A YouGov poll commissioned by the European Coalition for Corporate Justice (ECCJ) and other NGOs conducted across 9 EU countries shows over 80% want strong laws to hold companies liable for overseas human rights and environmental violations. As the Sustainable Corporate Governance proposal progresses, companies and investors are issuing statements supporting EU human rights and environmental legislation which is cross-sectoral and covers small as well as large businesses as part of the same value chain:

  • Cocoa Coalition, including Nestlé, Ferrero, Mars Wrigley, Fairtrade, Rainforest Alliance (see here)
  • Investor Alliance for Human Rights representing over $6.3 trillion in assets under management

Multiple EU countries already have human rights due diligence style legislation in place, or under development (according to the ECCJ). In the UK, businesses, investors and business organisations including John Lewis, Tesco, Microsoft, Primark, the BRC, Asos and Co-op Bank have called on the Government to introduce a new legal requirement for companies and investors to carry out human rights and environmental due diligence (see update form the Corporate Justice Coalition here).

Launch of Campaign for Corporate Accountability Legislation in Ireland

The Irish Coalition for Business & Human Rights (ICBHR) launched the campaign for corporate accountability legislation in Ireland this week: 

A poll conducted by the ICBHR shows 81% of Irish people want legally binding regulations in Ireland for Irish companies acting unethically in low-income countries. Only 11% believe Irish companies should be able to self-regulate and apply their own standards.
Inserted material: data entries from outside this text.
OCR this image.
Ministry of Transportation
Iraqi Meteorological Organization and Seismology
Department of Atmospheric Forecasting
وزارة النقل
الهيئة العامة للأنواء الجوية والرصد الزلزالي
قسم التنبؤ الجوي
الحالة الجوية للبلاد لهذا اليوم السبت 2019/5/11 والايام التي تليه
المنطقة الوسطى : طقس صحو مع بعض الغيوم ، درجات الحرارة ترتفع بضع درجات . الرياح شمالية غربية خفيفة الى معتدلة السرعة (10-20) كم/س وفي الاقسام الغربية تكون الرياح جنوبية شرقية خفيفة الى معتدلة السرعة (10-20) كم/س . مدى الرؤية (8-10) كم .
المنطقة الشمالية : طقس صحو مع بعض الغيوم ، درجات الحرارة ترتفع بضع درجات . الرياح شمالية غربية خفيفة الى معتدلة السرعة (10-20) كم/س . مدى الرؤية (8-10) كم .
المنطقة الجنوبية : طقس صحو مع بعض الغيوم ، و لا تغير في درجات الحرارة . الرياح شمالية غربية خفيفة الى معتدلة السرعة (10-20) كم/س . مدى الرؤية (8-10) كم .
Updates on Civil Proceedings and Civil Liability 

Laws at EU and at national level must make provision for sanctions on businesses which fail to conduct effective due diligence. So that those impacted have access to effective remedy, there must be provision for civil liability and complementary reforms which may be required to remove barriers to remedy. Recently published resources include:

  • ECCJ, ‘Suing Goliath, an analysis of civil cases against EU companies for overseas human rights and environmental abuses
  • Danish Institute for Human Rights, ‘Human Rights Due Diligence laws: key considerations’

UN Binding Treaty on Business and Human Rights

The 7th round of negotiations for a UN binding treaty to regulate transnational corporations and other businesses is underway. The 7th session of the intergovernmental working group will take place on 25 – 29 October 2021. Expert commentary, including on the Third Revised Draft is available on the Business and Human Rights Resource Centre website.

We hope you enjoyed this update and continue to watch this space!